README.md

This directory contains models for unsupervised training of word embeddings
using the model described in:

(Mikolov, et. al.) [Efficient Estimation of Word Representations in Vector Space](http://arxiv.org/abs/1301.3781),
ICLR 2013.

Detailed instructions on how to get started and use them are available in the
tutorials. Brief instructions are below.

* [Word2Vec Tutorial](http://tensorflow.org/tutorials/word2vec)

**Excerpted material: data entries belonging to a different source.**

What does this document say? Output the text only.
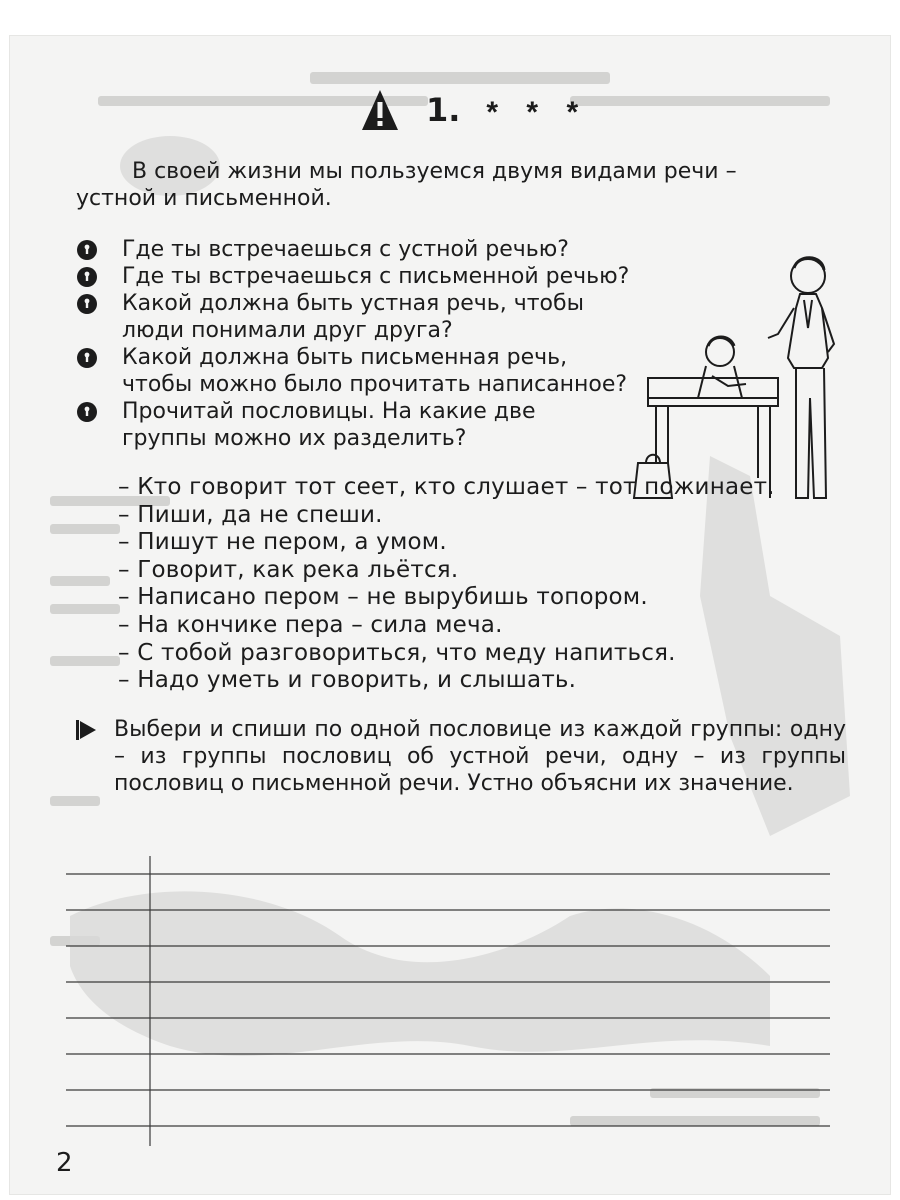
1. * * *

В своей жизни мы пользуемся двумя видами речи –

устной и письменной.

Где ты встречаешься с устной речью?
Где ты встречаешься с письменной речью?
Какой должна быть устная речь, чтобы
люди понимали друг друга?
Какой должна быть письменная речь,
чтобы можно было прочитать написанное?
Прочитай пословицы. На какие две
группы можно их разделить?
– Кто говорит тот сеет, кто слушает – тот пожинает.
– Пиши, да не спеши.
– Пишут не пером, а умом.
– Говорит, как река льётся.
– Написано пером – не вырубишь топором.
– На кончике пера – сила меча.
– С тобой разговориться, что меду напиться.
– Надо уметь и говорить, и слышать.
Выбери и спиши по одной пословице из каждой группы: одну – из группы пословиц об устной речи, одну – из группы пословиц о письменной речи. Устно объясни их значение.
2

To download the example text and evaluation data:

```shell
wget http://mattmahoney.net/dc/text8.zip -O text8.zip
unzip text8.zip
wget https://storage.googleapis.com/google-code-archive-source/v2/code.google.com/word2vec/source-archive.zip
unzip -p source-archive.zip  word2vec/trunk/questions-words.txt > questions-words.txt
rm source-archive.zip
```

Assuming you have cloned the git repository, navigate into this directory and
run using:

```shell
cd models/tutorials/embedding
python word2vec_optimized.py \
  --train_data=text8 \
  --eval_data=questions-words.txt \
  --save_path=/tmp/
```

To run the code from sources using bazel:

```shell
bazel run -c opt models/tutorials/embedding/word2vec_optimized -- \
  --train_data=text8 \
  --eval_data=questions-words.txt \
  --save_path=/tmp/
```

Here is a short overview of what is in this directory.

File | What's in it?
--- | ---
`word2vec.py` | A version of word2vec implemented using TensorFlow ops and minibatching.
`word2vec_test.py` | Integration test for word2vec.
`word2vec_optimized.py` | A version of word2vec implemented using C ops that does no minibatching.
`word2vec_optimized_test.py` | Integration test for word2vec_optimized.
`word2vec_kernels.cc` | Kernels for the custom input and training ops.
`word2vec_ops.cc` | The declarations of the custom ops.